Slow Cooker Lamb Stew
Stew is one of those comfort meals that makes me feel warm and fuzzy inside. I have very vivid memories of my Mom making it in a pressure cooker. For my version of stew, I used a lamb stew meat but you could just as well use beef. Also, I decided to add a browning step and I coated the meat with some arrowroot flour. This will help to thicken the sauce during cooking but at the same time is totally optional. If you are short on time, just add your meat as is.
As usual, swap out or add any vegetables that suit your fancy. Green beans, peppers, mushrooms and sweet potatoes would all be great options! I added kale at the end of the cooking time as well. You can never have too many vegetables so take every opportunity you can to add all those extra vitamins, minerals and antioxidants to your dishes!
Note: Depending on the amount of stew meat you use, I provided an amount range for several of the ingredients.
- 1½-2 lbs free range lamb stew meat (or beef)
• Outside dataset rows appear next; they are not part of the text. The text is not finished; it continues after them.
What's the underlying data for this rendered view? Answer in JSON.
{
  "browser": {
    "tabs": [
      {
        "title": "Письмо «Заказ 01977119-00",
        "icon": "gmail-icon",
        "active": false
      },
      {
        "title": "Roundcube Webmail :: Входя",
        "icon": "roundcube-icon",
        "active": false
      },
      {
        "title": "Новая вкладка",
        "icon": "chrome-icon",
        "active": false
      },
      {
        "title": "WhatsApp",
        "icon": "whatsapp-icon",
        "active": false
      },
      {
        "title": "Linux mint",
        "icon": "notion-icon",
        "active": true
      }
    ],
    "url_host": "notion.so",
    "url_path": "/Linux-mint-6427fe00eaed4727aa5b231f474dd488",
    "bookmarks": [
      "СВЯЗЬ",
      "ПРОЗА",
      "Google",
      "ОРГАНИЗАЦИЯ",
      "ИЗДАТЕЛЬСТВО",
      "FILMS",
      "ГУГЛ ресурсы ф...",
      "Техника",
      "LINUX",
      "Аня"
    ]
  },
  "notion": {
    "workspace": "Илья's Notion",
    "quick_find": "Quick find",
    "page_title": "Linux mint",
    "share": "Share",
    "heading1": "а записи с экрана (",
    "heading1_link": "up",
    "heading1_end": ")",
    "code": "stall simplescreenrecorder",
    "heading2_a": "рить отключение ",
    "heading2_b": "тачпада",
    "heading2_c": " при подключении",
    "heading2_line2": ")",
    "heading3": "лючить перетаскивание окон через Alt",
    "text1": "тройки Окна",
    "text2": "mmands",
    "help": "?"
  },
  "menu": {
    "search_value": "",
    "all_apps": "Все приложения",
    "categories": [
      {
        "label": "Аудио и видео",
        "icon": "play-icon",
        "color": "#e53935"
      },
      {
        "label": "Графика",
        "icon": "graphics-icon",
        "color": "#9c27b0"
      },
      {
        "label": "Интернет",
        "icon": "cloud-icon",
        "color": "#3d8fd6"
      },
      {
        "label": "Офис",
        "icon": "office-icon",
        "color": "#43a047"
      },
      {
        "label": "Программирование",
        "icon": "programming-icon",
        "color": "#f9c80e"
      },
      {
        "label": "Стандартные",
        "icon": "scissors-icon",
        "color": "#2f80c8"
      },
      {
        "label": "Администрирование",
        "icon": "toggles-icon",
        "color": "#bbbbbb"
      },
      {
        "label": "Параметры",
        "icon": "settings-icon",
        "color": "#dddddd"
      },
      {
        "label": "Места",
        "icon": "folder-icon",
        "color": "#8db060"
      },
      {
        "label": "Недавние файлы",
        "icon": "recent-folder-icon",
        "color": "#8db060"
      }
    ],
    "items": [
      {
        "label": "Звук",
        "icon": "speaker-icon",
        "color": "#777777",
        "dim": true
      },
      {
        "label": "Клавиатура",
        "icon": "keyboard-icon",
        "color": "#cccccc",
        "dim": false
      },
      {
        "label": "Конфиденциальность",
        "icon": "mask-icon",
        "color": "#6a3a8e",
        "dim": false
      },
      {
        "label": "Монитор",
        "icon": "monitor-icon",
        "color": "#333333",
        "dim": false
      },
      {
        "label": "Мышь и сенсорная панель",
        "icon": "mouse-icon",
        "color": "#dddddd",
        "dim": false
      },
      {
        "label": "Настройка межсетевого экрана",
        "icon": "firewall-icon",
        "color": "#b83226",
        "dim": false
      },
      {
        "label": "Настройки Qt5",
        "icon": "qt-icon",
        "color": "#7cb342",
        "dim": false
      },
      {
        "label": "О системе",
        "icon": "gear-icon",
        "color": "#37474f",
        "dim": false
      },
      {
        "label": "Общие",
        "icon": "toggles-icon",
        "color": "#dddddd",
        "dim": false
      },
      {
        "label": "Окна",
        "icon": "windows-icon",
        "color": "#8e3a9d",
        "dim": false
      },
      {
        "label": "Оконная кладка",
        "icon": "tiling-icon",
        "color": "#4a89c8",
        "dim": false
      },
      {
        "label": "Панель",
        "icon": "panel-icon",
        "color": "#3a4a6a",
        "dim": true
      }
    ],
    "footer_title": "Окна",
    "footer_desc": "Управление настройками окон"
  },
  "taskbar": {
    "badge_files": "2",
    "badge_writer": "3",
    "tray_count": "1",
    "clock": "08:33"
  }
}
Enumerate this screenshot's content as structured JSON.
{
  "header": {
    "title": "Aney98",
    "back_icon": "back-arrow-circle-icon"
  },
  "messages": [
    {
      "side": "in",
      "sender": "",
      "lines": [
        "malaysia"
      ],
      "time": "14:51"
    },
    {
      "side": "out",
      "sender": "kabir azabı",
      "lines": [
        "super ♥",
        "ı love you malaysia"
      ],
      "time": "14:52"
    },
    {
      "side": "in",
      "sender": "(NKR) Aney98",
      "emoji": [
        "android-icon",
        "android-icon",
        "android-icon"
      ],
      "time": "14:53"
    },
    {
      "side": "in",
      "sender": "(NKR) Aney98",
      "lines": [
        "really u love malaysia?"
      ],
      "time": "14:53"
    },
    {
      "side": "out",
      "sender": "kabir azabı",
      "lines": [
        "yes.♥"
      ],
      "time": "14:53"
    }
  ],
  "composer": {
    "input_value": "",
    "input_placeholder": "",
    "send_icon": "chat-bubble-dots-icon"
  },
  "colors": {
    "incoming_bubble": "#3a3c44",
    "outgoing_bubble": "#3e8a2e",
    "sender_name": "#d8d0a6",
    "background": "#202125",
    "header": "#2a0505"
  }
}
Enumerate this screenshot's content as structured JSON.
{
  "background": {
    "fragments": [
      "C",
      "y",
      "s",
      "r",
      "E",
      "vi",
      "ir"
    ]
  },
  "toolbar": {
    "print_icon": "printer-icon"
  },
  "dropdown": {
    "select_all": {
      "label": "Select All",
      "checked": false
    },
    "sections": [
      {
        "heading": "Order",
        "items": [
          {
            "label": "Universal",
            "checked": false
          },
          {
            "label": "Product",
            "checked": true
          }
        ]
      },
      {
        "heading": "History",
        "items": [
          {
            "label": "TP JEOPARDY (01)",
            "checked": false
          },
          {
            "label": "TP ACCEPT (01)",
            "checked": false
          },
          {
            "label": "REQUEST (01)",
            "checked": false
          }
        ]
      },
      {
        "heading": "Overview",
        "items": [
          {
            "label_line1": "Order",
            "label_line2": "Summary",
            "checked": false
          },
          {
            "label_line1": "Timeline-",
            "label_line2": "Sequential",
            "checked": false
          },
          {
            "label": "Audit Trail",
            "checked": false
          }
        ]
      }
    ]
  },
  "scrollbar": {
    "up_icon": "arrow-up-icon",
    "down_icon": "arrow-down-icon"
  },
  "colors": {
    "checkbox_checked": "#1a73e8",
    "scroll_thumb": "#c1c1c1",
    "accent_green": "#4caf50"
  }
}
- 2 Tbsp arrowroot flour (optional)
- 1-2 Tbsp coconut oil
- 1 onion, cut into large chunks
- 2-3 large carrots, cut into 1″ pieces (or baby carrots)
- 2-3 stalks of celery, cut into 1″ pieces
- 2-3 cloves of garlic, chopped (or 2 tsp jarred minced garlic)
- 1 cup frozen peas (add in the last 30 minutes of cooking
- 1-1½ cups organic beef broth
- 2 Tbsp spicy brown mustard
- 1-2 Tbsp ACV
- 1-2 Tbsp coconut aminos
- 1 can of tomato paste
- 1 – 14 oz can diced tomatoes
- 1½ tsp ground ginger
- 1½ tsp cumin
- ½ tsp cinnamon
- 2 tsp chili powder
- 1 tsp himalayan salt
- 1 tsp ground pepper
- 1 cup of frozen kale or spinach (optional)
- Set the crock pot on the high setting and add coconut oil. Place stew meat in a mixing bowl and toss with the arrowroot flour to coat. When oil is hot, add meat and allow to brown for about 1 hour. (This step is optional.)
- Add all the vegetables on top of the meat.
- In a separate mixing bowl, combine beef broth, tomato paste, diced tomatoes, mustard, ACV, coconut aminos, and spices. Whisk together and pour over meat and vegetables. Gently stir all ingredients together.
- Set slow cooker to low setting and cook for 3-4 hours.
- Add frozen peas and kale (optional) 30 minutes prior to end of cooking time.
- If desired, serve over cauliflower rice.